John Preator (Marius) and Kevin Goertzen (Enjolras) are not only very handsome, leaving many in the audience swooning, but their voices were perfectly clear, hitting the soaring top notes with ease. Truly, when this music is sung well, it's unbeatable. If only the two had more songs to sing.
The women held their own, too. Stacie Bono (Fantine) and Emily Perucca (Eponine) were captivating as the women with less-than-great lives. And Melinda Lockwood DeBirk (Cosette) had a wonderful soprano and seemed genuinely smitten with Marius.
Another man I could have listened to all night was Harold Barnard II as Javert.
The Thenardiers (James Zannelli and Heidi Anderson) also sang their songs with ease, handled the task of comic relief well, and they seemed to be having a great time doing so.

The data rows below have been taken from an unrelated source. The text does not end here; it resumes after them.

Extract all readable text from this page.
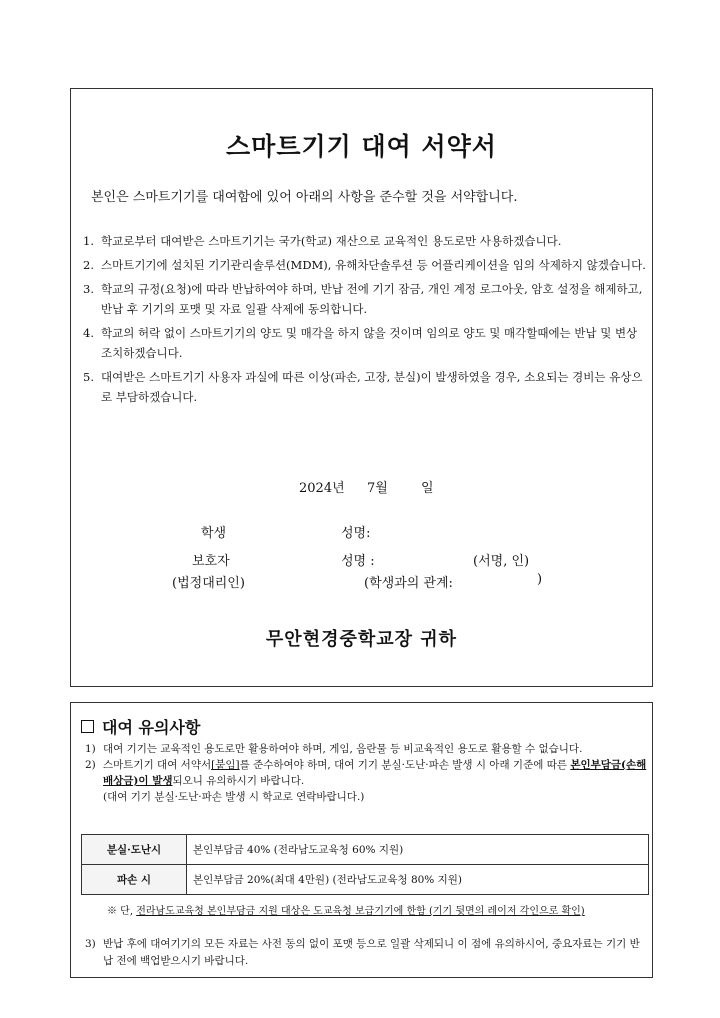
스마트기기 대여 서약서
본인은 스마트기기를 대여함에 있어 아래의 사항을 준수할 것을 서약합니다.
1. 학교로부터 대여받은 스마트기기는 국가(학교) 재산으로 교육적인 용도로만 사용하겠습니다.
2. 스마트기기에 설치된 기기관리솔루션(MDM), 유해차단솔루션 등 어플리케이션을 임의 삭제하지 않겠습니다.
3. 학교의 규정(요청)에 따라 반납하여야 하며, 반납 전에 기기 잠금, 개인 계정 로그아웃, 암호 설정을 해제하고, 반납 후 기기의 포맷 및 자료 일괄 삭제에 동의합니다.
4. 학교의 허락 없이 스마트기기의 양도 및 매각을 하지 않을 것이며 임의로 양도 및 매각할때에는 반납 및 변상 조치하겠습니다.
5. 대여받은 스마트기기 사용자 과실에 따른 이상(파손, 고장, 분실)이 발생하였을 경우, 소요되는 경비는 유상으로 부담하겠습니다.
2024년 7월	일
학생	성명:
보호자	성명 :	(서명, 인)
(법정대리인)	(학생과의 관계:	)
무안현경중학교장 귀하
대여 유의사항
1) 대여 기기는 교육적인 용도로만 활용하여야 하며, 게임, 음란물 등 비교육적인 용도로 활용할 수 없습니다.
2) 스마트기기 대여 서약서[붙임]를 준수하여야 하며, 대여 기기 분실·도난·파손 발생 시 아래 기준에 따른 본인부담금(손해배상금)이 발생되오니 유의하시기 바랍니다.
(대여 기기 분실·도난·파손 발생 시 학교로 연락바랍니다.)
분실·도난시	본인부담금 40% (전라남도교육청 60% 지원)
파손 시	본인부담금 20%(최대 4만원) (전라남도교육청 80% 지원)
※ 단, 전라남도교육청 본인부담금 지원 대상은 도교육청 보급기기에 한함 (기기 뒷면의 레이저 각인으로 확인)
3) 반납 후에 대여기기의 모든 자료는 사전 동의 없이 포맷 등으로 일괄 삭제되니 이 점에 유의하시어, 중요자료는 기기 반납 전에 백업받으시기 바랍니다.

Timothy Warmen, in the very difficult role of Jean Valjean, hit all the notes and was good. But I felt, perhaps due to opening night energy, that he came out of the gate running and then had nowhere to go. In a show that spans years, we should really see a nice arc for the character of Valjean, and I didn't really get that from Warmen. Having said that, perhaps I'm being picky, as the audience gave him a hearty cheer at the end of the show.
The chorus was also great, especially when the male students sang "Red and Black" and the whole chorus, "One Day More." It gave me chills.
There were only a few minor glitches that pulled me from this great production.
The live orchestra, under the direction of Christopher Babbage, seems a touch shakier on this music than "The Sound of Music." But I always applaud theaters that make the commitment to live music, since it gives the actors so much freedom. And they will only get better as the summer moves on.
The actors, maybe in an effort to add a little spice, sometimes syncopate their rhythms, and in this type of musical, it runs the risk of getting sloppy.
The biggest disappointment of the evening was when the curtain calls were made without the backup of the Claude-Michel Shonberg score. I'm not sure if that was a one-time gaffe, but having having curtain calls for a musical without music seems like an unfinished evening.Again, I was really impressed. I, like most in the house, left singing the songs and, for the first time in years, I want to dig my CD out and listen to it again.